Oct 03, 2022 15:00:00

A terrible trick of hiding and infecting malware in the 'Windows logo image' hosted on GitHub was discovered

by

Isriya Paireepairit

Malware has been found in Android and iPhone images for some time now, but a new and terrifying technique has been found to hide a backdoor in the familiar Windows logo mark. Security researchers are probing that cybercriminals with close ties to the Chinese government-backed hacking group APT10 are likely responsible.

Witchetty: Group Uses Updated Toolset in Attacks on Governments in Middle East | Broadcom Software Blogs
https://symantec-enterprise-blogs.security.com/blogs/threat-intelligence/witchetty-steganography-espionage

Cyber Attacks Against Middle East Governments Hide Malware in Windows Logo
https://thehackernews.com/2022/09/cyber-attacks-against-middle-east.html

Hacking group hides backdoor malware inside Windows logo image
https://www.bleepingcomputer.com/news/security/hacking-group-hides-backdoor-malware-inside-windows-logo-image/

Security company Symantec's Threat Hunter Team reported on September 29, 2022 that it was confirmed that the hacker group `` Witchetty (LookingFrog) '' had installed malware in the Windows logo.

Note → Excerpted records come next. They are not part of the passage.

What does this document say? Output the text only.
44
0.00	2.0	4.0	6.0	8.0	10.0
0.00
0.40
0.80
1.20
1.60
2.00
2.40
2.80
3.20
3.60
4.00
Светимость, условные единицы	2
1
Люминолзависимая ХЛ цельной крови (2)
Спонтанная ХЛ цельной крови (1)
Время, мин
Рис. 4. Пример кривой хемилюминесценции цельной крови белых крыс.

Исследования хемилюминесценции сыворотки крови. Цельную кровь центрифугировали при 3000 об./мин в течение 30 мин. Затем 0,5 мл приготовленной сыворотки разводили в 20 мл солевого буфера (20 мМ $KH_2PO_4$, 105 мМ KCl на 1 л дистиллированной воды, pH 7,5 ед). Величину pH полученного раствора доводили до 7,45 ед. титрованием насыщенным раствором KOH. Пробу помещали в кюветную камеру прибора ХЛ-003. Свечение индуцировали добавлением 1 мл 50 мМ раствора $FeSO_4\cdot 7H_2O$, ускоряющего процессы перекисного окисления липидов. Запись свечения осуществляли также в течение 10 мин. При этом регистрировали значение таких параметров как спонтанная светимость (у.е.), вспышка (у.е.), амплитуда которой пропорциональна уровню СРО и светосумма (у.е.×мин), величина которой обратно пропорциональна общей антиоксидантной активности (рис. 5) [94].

In the attack identified this time, a technique called 'steganography ' that hides malicious code in image data etc. was used to insert a payload into a bitmap image and send malicious code as a seemingly harmless image file.

Below is an image of the actual Windows logo used in the attack. The victim downloaded this bitmap file from a GitHub repository with a DLL loader , which contained an XOR -encrypted payload.

bySymantec

The malware 'Stegmap' that has infiltrated the victim's network in this way has a wide range of functions such as downloading and executing executable files, manipulating files, terminating processes, and rewriting the Windows registry. acted as a door.

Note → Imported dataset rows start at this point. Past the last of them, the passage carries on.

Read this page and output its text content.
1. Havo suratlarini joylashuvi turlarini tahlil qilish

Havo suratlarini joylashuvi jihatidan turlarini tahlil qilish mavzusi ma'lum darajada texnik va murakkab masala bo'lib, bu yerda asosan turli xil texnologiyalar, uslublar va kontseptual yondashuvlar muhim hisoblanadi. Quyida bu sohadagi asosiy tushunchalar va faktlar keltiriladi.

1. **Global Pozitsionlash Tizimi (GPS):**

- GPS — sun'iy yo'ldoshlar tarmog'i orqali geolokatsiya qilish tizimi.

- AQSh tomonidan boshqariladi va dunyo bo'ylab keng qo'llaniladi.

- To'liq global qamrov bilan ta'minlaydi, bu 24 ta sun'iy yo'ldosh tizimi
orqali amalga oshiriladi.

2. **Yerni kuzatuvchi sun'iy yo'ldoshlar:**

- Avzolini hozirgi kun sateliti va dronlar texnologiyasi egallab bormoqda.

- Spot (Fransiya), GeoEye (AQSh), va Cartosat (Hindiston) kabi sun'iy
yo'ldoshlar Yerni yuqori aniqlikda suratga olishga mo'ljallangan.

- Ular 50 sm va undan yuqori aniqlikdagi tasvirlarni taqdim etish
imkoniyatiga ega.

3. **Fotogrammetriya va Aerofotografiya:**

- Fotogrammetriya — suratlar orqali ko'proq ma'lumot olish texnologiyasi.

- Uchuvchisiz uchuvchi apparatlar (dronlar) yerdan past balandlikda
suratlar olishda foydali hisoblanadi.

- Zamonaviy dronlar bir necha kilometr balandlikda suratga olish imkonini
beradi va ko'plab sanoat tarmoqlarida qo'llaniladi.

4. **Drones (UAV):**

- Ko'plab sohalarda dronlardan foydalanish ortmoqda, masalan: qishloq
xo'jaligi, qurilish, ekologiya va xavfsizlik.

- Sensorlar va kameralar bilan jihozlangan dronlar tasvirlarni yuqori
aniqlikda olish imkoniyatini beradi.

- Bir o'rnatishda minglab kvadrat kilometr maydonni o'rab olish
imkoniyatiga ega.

Regarding the method of embedding malware in images and distributing it via GitHub, Symantec said, ``Downloading from a trusted host like GitHub is much more likely to be vigilant than an attacker's

command and control (C & C) server . It will be low,' he said.

According to the announcement, Witchetty, who carried out this attack, is one of three teams under the umbrella of ' TA410 ' which has a connection with the Chinese hacker group 'APT10'. Witchetty has been conducting a spy campaign targeting the governments of two Middle Eastern countries and African stock exchanges since February 2022, and it is reported that it is still in progress at the time of writing the article.

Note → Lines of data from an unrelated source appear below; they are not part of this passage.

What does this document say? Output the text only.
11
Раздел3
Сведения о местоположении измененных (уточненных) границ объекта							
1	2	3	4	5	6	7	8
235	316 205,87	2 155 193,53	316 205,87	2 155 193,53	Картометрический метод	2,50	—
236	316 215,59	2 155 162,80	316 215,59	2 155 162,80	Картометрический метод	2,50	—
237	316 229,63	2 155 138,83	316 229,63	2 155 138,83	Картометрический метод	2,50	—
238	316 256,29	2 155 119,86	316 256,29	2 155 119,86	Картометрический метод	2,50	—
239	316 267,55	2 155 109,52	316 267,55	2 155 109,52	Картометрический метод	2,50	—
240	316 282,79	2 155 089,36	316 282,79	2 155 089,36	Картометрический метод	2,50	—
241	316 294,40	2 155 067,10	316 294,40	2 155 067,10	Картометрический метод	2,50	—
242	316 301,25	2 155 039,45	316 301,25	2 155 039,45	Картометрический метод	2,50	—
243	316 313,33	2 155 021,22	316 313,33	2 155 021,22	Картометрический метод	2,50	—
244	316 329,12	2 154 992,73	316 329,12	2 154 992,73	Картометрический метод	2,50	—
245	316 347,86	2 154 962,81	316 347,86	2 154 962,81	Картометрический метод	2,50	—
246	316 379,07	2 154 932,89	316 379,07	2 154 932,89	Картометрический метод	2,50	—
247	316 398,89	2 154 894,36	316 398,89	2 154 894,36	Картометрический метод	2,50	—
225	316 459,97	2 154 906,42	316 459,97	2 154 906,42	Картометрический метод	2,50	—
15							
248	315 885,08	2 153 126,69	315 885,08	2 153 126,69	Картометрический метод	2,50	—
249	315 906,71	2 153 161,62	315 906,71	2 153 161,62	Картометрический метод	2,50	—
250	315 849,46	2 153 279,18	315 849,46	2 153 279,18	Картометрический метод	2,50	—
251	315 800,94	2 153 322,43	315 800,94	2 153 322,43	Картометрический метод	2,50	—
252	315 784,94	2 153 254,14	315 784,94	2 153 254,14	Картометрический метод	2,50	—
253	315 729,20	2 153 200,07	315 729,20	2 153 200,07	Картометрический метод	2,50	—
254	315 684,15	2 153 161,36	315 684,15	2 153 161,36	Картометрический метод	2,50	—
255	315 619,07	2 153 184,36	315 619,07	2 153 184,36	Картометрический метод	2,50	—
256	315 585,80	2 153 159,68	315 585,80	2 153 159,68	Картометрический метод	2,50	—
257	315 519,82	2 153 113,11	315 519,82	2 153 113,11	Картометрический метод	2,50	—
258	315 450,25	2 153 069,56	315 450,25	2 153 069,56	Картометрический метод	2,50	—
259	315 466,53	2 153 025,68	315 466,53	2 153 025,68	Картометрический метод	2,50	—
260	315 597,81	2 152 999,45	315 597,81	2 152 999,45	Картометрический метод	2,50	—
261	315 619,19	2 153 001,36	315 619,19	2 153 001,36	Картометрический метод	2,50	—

Witchetty reportedly used two malware groups when discovered by ESET in April 2022: a first-stage backdoor known as 'X4' and a second-stage payload known as 'LookBack'. it was done. Witchetty still uses LookBack at the time of writing, but this report confirmed that Stegmap was added to the toolset as a new malware.

In this regard, Symantec said, 'Witchetty has demonstrated its ability to continually refine and update its toolset to attack its targets. ) property to gain entry into an organization and skillfully use custom tools to maintain a long-term and persistent presence within the target organization.”